Kampus | Kekosongan yang Tersisa

Karakter | 00

Pandangan dunia ini adalah cerita fiksi di sebuah universitas yang memperlakukan kaum homoseksual tanpa rasa malu.

Moonbyul | 22 tahun | Departemen Administrasi Kepolisian

Ia tinggal di rumah mewah berkat pekerjaan khusus ibu dan ayahnya, tetapi ia membenci orang tuanya.

Ibunya seorang dokter, dan ayahnya seorang polisi, tetapi ia sendiri memegang pangkat tinggi sebagai 'Inspektur Polisi'. Ia juga sangat menyayangi adik perempuannya yang berusia 16 tahun.

Byul-i terlahir dengan gen untuk belajar dan berolahraga. Itulah mengapa dia terpilih sebagai wakil presiden badan mahasiswa.
Karena kemiripan penampilan mereka, mereka populer tanpa memandang jenis kelamin atau usia.

“Apa gunanya belajar giat? Aku tidak bisa melakukan apa yang kuinginkan.”






Kim Yong-seon | 23 tahun | Jurusan Musik Praktik

Berbeda dengan Byul-i, ini bukanlah proses yang kaya, tetapi dapat dilihat sebagai proses yang sangat harmonis.
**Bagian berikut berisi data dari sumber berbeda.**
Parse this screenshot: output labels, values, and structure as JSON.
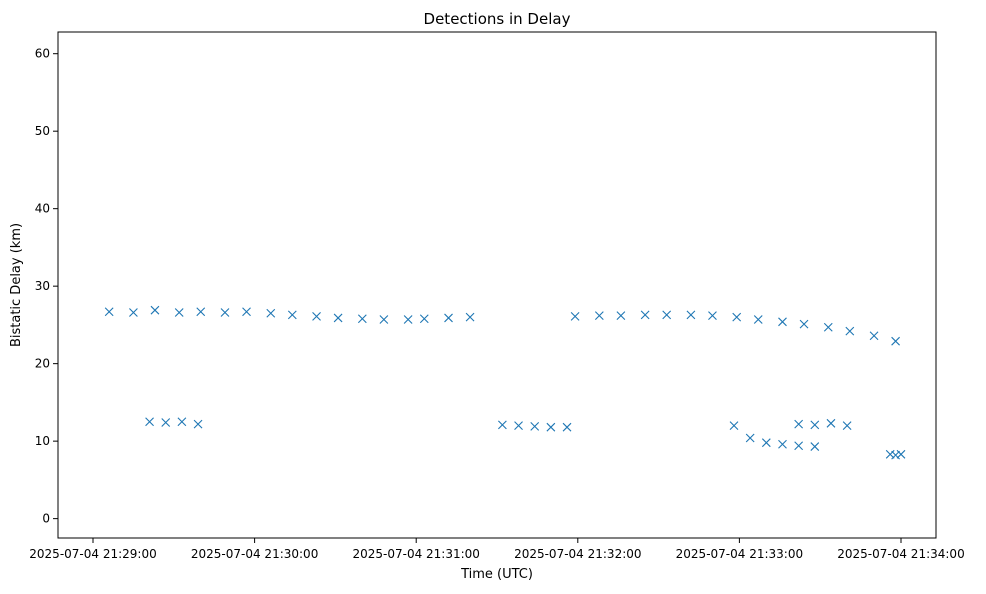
{
  "chart_data": {
    "type": "scatter",
    "title": "Detections in Delay",
    "xlabel": "Time (UTC)",
    "ylabel": "Bistatic Delay (km)",
    "x_unit": "time",
    "x_ticks": [
      "2025-07-04 21:29:00",
      "2025-07-04 21:30:00",
      "2025-07-04 21:31:00",
      "2025-07-04 21:32:00",
      "2025-07-04 21:33:00",
      "2025-07-04 21:34:00"
    ],
    "y_ticks": [
      "0",
      "10",
      "20",
      "30",
      "40",
      "50",
      "60"
    ],
    "xlim": [
      "2025-07-04 21:28:47",
      "2025-07-04 21:34:13"
    ],
    "ylim": [
      -2.5,
      62.8
    ],
    "grid": false,
    "marker": "x",
    "color": "#1f77b4",
    "series": [
      {
        "points": [
          [
            "21:29:06",
            26.7
          ],
          [
            "21:29:15",
            26.6
          ],
          [
            "21:29:23",
            26.9
          ],
          [
            "21:29:32",
            26.6
          ],
          [
            "21:29:40",
            26.7
          ],
          [
            "21:29:49",
            26.6
          ],
          [
            "21:29:57",
            26.7
          ],
          [
            "21:30:06",
            26.5
          ],
          [
            "21:30:14",
            26.3
          ],
          [
            "21:30:23",
            26.1
          ],
          [
            "21:30:31",
            25.9
          ],
          [
            "21:30:40",
            25.8
          ],
          [
            "21:30:48",
            25.7
          ],
          [
            "21:30:57",
            25.7
          ],
          [
            "21:31:03",
            25.8
          ],
          [
            "21:31:12",
            25.9
          ],
          [
            "21:31:20",
            26.0
          ],
          [
            "21:31:59",
            26.1
          ],
          [
            "21:32:08",
            26.2
          ],
          [
            "21:32:16",
            26.2
          ],
          [
            "21:32:25",
            26.3
          ],
          [
            "21:32:33",
            26.3
          ],
          [
            "21:32:42",
            26.3
          ],
          [
            "21:32:50",
            26.2
          ],
          [
            "21:32:59",
            26.0
          ],
          [
            "21:33:07",
            25.7
          ],
          [
            "21:33:16",
            25.4
          ],
          [
            "21:33:24",
            25.1
          ],
          [
            "21:33:33",
            24.7
          ],
          [
            "21:33:41",
            24.2
          ],
          [
            "21:33:50",
            23.6
          ],
          [
            "21:33:58",
            22.9
          ],
          [
            "21:29:21",
            12.5
          ],
          [
            "21:29:27",
            12.4
          ],
          [
            "21:29:33",
            12.5
          ],
          [
            "21:29:39",
            12.2
          ],
          [
            "21:31:32",
            12.1
          ],
          [
            "21:31:38",
            12.0
          ],
          [
            "21:31:44",
            11.9
          ],
          [
            "21:31:50",
            11.8
          ],
          [
            "21:31:56",
            11.8
          ],
          [
            "21:32:58",
            12.0
          ],
          [
            "21:33:04",
            10.4
          ],
          [
            "21:33:10",
            9.8
          ],
          [
            "21:33:16",
            9.6
          ],
          [
            "21:33:22",
            9.4
          ],
          [
            "21:33:28",
            9.3
          ],
          [
            "21:33:22",
            12.2
          ],
          [
            "21:33:28",
            12.1
          ],
          [
            "21:33:34",
            12.3
          ],
          [
            "21:33:40",
            12.0
          ],
          [
            "21:33:56",
            8.3
          ],
          [
            "21:33:58",
            8.2
          ],
          [
            "21:34:00",
            8.3
          ]
        ]
      }
    ]
  }
}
Ibunya adalah seorang ibu rumah tangga biasa, dan ayahnya adalah seorang guru sekolah menengah. Dan, sebagai anak tunggal, keluarganya sangat mengkhawatirkannya.

Saya sangat menyukai bernyanyi, jadi saya masuk jurusan musik praktik.
Dia adalah ketua OSIS di universitasnya. Dia biasanya penyendiri dan sulit didekati orang lain. Dan, sama seperti Byeol, Yongseon juga cukup populer di kalangan laki-laki.
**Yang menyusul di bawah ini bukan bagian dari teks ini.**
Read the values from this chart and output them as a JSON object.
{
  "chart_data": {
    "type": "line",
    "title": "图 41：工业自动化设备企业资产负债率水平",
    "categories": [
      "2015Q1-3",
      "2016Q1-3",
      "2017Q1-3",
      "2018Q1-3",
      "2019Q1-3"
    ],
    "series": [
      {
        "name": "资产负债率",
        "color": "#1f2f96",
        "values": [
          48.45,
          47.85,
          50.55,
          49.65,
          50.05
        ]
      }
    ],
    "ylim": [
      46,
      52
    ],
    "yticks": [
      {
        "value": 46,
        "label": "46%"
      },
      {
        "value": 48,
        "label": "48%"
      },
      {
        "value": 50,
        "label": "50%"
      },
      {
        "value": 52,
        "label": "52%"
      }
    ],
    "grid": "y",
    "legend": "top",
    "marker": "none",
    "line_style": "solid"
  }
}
"Aku suka gadis itu, bisakah kau minggir?"






Jeong Hwi-in | 21 tahun | Jurusan Tari Praktis

Orang tua Wheein meninggal dunia saat ia masih muda, dan kerabatnya merawatnya, tetapi ia merasa tidak nyaman dan tinggal sendirian.
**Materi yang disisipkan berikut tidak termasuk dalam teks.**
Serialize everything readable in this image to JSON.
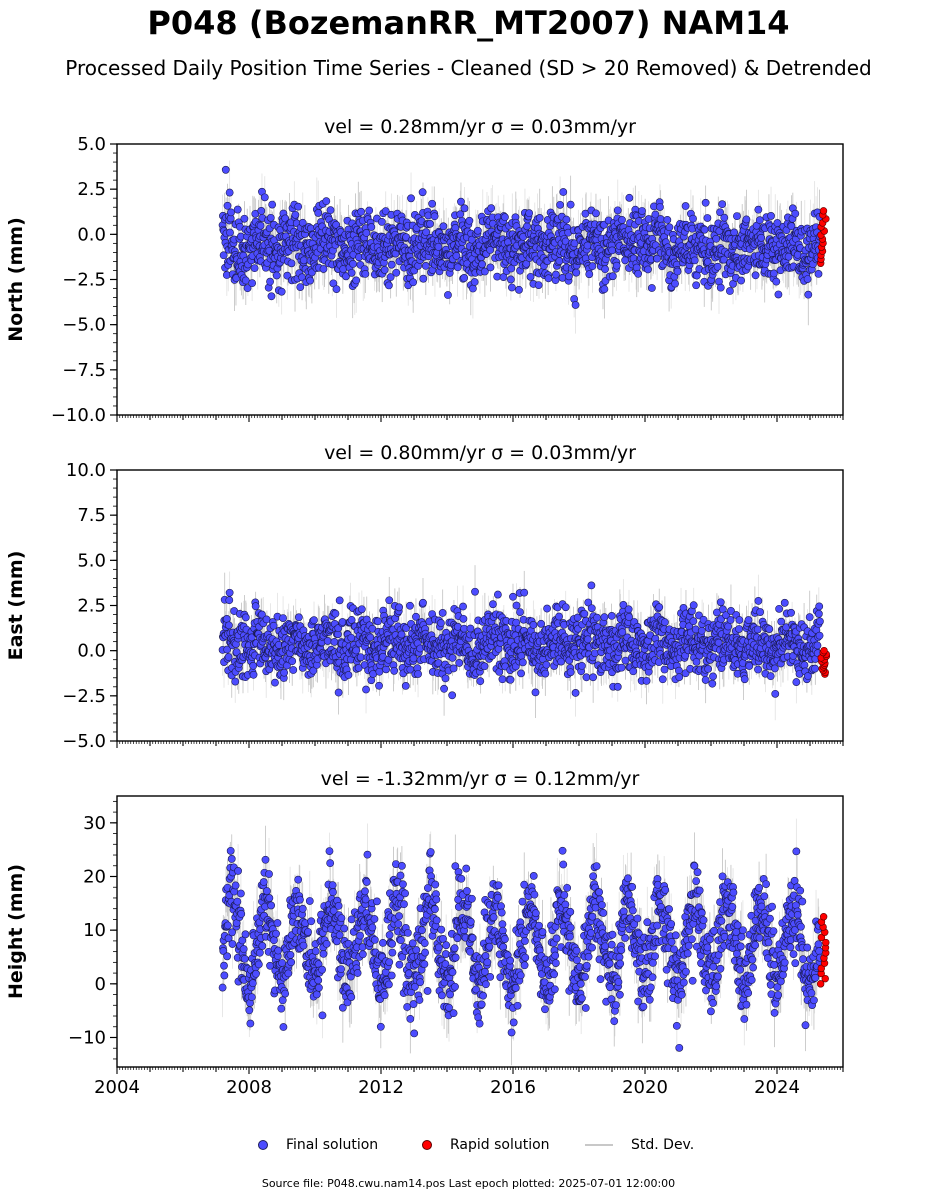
{
  "title": "P048 (BozemanRR_MT2007) NAM14",
  "subtitle": "Processed Daily Position Time Series - Cleaned (SD > 20 Removed) & Detrended",
  "legend": {
    "final": "Final solution",
    "rapid": "Rapid solution",
    "std": "Std. Dev."
  },
  "footer": "Source file: P048.cwu.nam14.pos  Last epoch plotted: 2025-07-01 12:00:00",
  "colors": {
    "final": "#4c4cff",
    "rapid": "#ff0000",
    "std": "#8c8c8c"
  },
  "chart_data": [
    {
      "type": "scatter",
      "title": "vel = 0.28mm/yr   σ = 0.03mm/yr",
      "ylabel": "North (mm)",
      "xlim": [
        2004,
        2026
      ],
      "ylim": [
        -10,
        5
      ],
      "yticks": [
        -10,
        -7.5,
        -5,
        -2.5,
        0,
        2.5,
        5
      ],
      "ytick_labels": [
        "−10.0",
        "−7.5",
        "−5.0",
        "−2.5",
        "0.0",
        "2.5",
        "5.0"
      ],
      "series": [
        {
          "name": "Final solution",
          "x_range": [
            2007.2,
            2025.3
          ],
          "mean": -0.7,
          "spread": 1.0,
          "std_dev": 1.2
        },
        {
          "name": "Rapid solution",
          "x_range": [
            2025.32,
            2025.5
          ],
          "y_range": [
            -1.6,
            1.3
          ]
        }
      ]
    },
    {
      "type": "scatter",
      "title": "vel = 0.80mm/yr   σ = 0.03mm/yr",
      "ylabel": "East (mm)",
      "xlim": [
        2004,
        2026
      ],
      "ylim": [
        -5,
        10
      ],
      "yticks": [
        -5,
        -2.5,
        0,
        2.5,
        5,
        7.5,
        10
      ],
      "ytick_labels": [
        "−5.0",
        "−2.5",
        "0.0",
        "2.5",
        "5.0",
        "7.5",
        "10.0"
      ],
      "series": [
        {
          "name": "Final solution",
          "x_range": [
            2007.2,
            2025.3
          ],
          "mean": 0.4,
          "spread": 0.9,
          "std_dev": 1.0
        },
        {
          "name": "Rapid solution",
          "x_range": [
            2025.32,
            2025.5
          ],
          "y_range": [
            -1.3,
            0.0
          ]
        }
      ]
    },
    {
      "type": "scatter",
      "title": "vel = -1.32mm/yr   σ = 0.12mm/yr",
      "ylabel": "Height (mm)",
      "xlim": [
        2004,
        2026
      ],
      "ylim": [
        -15.5,
        35
      ],
      "yticks": [
        -10,
        0,
        10,
        20,
        30
      ],
      "ytick_labels": [
        "−10",
        "0",
        "10",
        "20",
        "30"
      ],
      "xticks": [
        2004,
        2008,
        2012,
        2016,
        2020,
        2024
      ],
      "xtick_labels": [
        "2004",
        "2008",
        "2012",
        "2016",
        "2020",
        "2024"
      ],
      "series": [
        {
          "name": "Final solution",
          "x_range": [
            2007.2,
            2025.3
          ],
          "mean": 7.5,
          "seasonal_amplitude": 7.0,
          "spread": 4.0,
          "std_dev": 4.5
        },
        {
          "name": "Rapid solution",
          "x_range": [
            2025.32,
            2025.5
          ],
          "y_range": [
            0,
            12.5
          ]
        }
      ]
    }
  ]
}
Untungnya, berkat warisan yang ditinggalkan orang tua saya dan uang yang dikirimkan kerabat saya, saya tidak mengalami masalah dengan makanan dan tempat tinggal, dan sekarang saya kuliah di universitas yang sama dengan senior favorit saya dari SMA.

Saya sangat suka menari, jadi saya berpartisipasi dalam banyak acara, seperti acara universitas, dan itulah mengapa saya sangat populer.
Saya mahasiswa tahun kedua.

"Aku tak akan pernah melupakan sensasi yang kurasakan setelah menyelesaikan tarian itu."





Ahn Hye-jin | 21 tahun | Departemen Administrasi Kepolisian

Saya aseksual dan belum pernah merasakan cinta, tetapi saya menghormati Byul, yang satu tahun lebih tua dari saya.

Alasan saya ingin menjadi polisi sejak kecil adalah karena pengaruh ayah saya. Saya ingin menjadi polisi karena beliau keren, tetapi melihat ayah saya bekerja benar-benar membuat saya memutuskan jalur karier ini.

Dan, aku sudah dekat dengan Wheein sejak SMP, dan aku sekarang kuliah tahun kedua. Ayahku adalah seorang pengawas, dan ibuku bekerja di sebuah perusahaan. Meskipun Hyejin populer di kampus, dia tidak diterima.

"Maaf, aku belum pernah merasakan hal seperti cinta, tapi kurasa aku tidak bisa menerima pengakuanmu."